The industry has an oversized impact on the economy. When related sectors like construction and property services are included, real estate accounts for more than a quarter of Chinese economic output, by some estimates. More than 70 per cent of urban China's wealth is stored in housing.

"The property market is a symptom of the underlying problems in China's economy," said Mr Craig Botham, chief China economist at Pantheon Macroeconomics. "For decades, it has been the go-to, easy solution to generate local government revenue, boost economic growth, and provide households with a place to put their money and see it grow."

The solution, as is increasingly the case in Mr Xi's China, is tighter control by the state.

"The government wants to encourage consolidation in the housing sector - larger and often state-owned developers will likely take over the weaker players," said Mr Gabriel Wildau, a senior vice-president at global business advisory firm Teneo. "They want to break the economy's addiction to property."

The Chinese authorities have targeted excess in the property market before, but the importance of the sector to the economy meant such drives petered out when growth targets were threatened.
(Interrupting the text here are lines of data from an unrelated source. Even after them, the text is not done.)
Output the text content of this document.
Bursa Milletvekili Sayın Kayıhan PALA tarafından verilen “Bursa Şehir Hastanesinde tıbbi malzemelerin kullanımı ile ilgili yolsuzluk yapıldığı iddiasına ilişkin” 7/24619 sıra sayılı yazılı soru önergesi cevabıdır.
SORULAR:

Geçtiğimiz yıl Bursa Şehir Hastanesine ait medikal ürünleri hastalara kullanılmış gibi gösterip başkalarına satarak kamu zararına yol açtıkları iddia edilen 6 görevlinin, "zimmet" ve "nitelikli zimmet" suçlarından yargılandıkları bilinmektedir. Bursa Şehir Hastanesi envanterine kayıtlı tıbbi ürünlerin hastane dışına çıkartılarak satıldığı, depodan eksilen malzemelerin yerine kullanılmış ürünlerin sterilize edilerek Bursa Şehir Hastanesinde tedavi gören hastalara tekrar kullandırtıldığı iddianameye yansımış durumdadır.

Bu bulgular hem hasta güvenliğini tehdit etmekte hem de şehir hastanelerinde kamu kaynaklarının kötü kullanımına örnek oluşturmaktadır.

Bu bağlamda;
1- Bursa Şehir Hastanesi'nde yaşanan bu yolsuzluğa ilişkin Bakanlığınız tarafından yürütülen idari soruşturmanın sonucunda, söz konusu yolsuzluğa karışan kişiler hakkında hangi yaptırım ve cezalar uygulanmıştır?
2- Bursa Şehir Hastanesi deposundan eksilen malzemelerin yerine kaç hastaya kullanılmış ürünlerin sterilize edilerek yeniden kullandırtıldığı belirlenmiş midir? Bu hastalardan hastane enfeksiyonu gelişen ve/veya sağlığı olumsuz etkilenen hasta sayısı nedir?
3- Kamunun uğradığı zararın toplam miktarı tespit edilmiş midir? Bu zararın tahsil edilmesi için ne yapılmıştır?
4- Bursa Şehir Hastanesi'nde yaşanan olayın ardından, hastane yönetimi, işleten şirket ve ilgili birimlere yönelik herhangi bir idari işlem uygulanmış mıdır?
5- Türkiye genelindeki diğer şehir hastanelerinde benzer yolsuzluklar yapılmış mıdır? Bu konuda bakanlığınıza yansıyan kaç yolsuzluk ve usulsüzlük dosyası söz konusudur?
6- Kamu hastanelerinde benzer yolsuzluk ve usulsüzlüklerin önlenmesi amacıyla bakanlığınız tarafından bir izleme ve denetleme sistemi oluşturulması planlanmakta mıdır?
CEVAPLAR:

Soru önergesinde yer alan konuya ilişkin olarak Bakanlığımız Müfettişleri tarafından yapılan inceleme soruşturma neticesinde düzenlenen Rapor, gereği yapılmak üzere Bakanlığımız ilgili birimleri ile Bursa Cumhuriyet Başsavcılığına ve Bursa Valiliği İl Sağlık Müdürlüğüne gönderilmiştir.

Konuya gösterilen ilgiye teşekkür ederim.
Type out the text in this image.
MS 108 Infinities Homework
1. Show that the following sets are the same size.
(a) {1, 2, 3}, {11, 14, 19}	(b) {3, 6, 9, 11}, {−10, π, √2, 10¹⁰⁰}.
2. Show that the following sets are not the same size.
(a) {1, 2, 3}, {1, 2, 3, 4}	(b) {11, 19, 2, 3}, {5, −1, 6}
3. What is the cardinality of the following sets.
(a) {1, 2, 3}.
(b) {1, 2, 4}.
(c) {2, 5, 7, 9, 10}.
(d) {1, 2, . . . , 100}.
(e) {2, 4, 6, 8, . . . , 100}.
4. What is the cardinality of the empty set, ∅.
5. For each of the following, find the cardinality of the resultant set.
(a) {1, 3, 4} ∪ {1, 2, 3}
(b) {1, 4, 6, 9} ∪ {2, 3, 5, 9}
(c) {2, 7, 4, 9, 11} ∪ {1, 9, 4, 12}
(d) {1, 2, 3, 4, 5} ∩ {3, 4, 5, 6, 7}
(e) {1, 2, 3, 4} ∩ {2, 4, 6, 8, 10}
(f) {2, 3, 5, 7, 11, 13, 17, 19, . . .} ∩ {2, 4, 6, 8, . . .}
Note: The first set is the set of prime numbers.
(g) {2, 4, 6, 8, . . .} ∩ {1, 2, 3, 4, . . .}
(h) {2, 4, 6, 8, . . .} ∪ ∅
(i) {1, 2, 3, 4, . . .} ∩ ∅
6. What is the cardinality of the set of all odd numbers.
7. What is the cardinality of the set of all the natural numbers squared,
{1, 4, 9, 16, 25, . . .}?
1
Beijing is seeking to reduce the reliance on property by boosting investment in high-tech and clean energy industries - part of Mr Xi's plans to make growth more sustainable and higher quality. Yet such a process will take time and patience.

Officials' determination is being tested. China's property downturn is accelerating, even prompting a warning from the Federal Reserve. In cities nationwide, the decline in new home prices has deepened every month since September, when prices fell for the first time in six years. Home sales continue to sink. Data next week may show that property investment grew just 5.2 per cent last year, economists predict, the slowest since 2015.

Chinese developers are resorting to bond swaps, payment delays, equity sales and other desperate measures to repay debt. At least eight of the firms have defaulted on dollar bonds since October. That includes Evergrande, whose crisis has ensnared lender China Minsheng Banking, the world's worst-performing bank stock. An index of property shares fell 34 per cent last year, its worst since the global financial crisis in 2008.

The rout in China's high-yield dollar bond market is accelerating, triggered by firms previously considered financially more sound than Evergrande - like Shimao Group Holdings and Sunac China Holdings. More worryingly, it is spreading to higher-grade issuers such as Country Garden. Shares of the developer plunged almost 8 per cent on Thursday, while its dollar bond due in 2025 fell 4.8 cents to 74.4 cents, poised for its largest drop since Nov 1.

Whatever form Beijing's campaign to deleverage the property market takes, it is clear that the era which enriched real estate moguls and home owners alike has ended. A duller, more stable future awaits, if the Communist Party can stay the course and dodge a financial crisis.

"The golden age of booming property prices and soaring revenue for developers is probably gone," said Mr Gary Ng, senior economist at Natixis. "Home prices will only grow at a tightly managed zone in the future, meaning housing will look increasingly like utilities."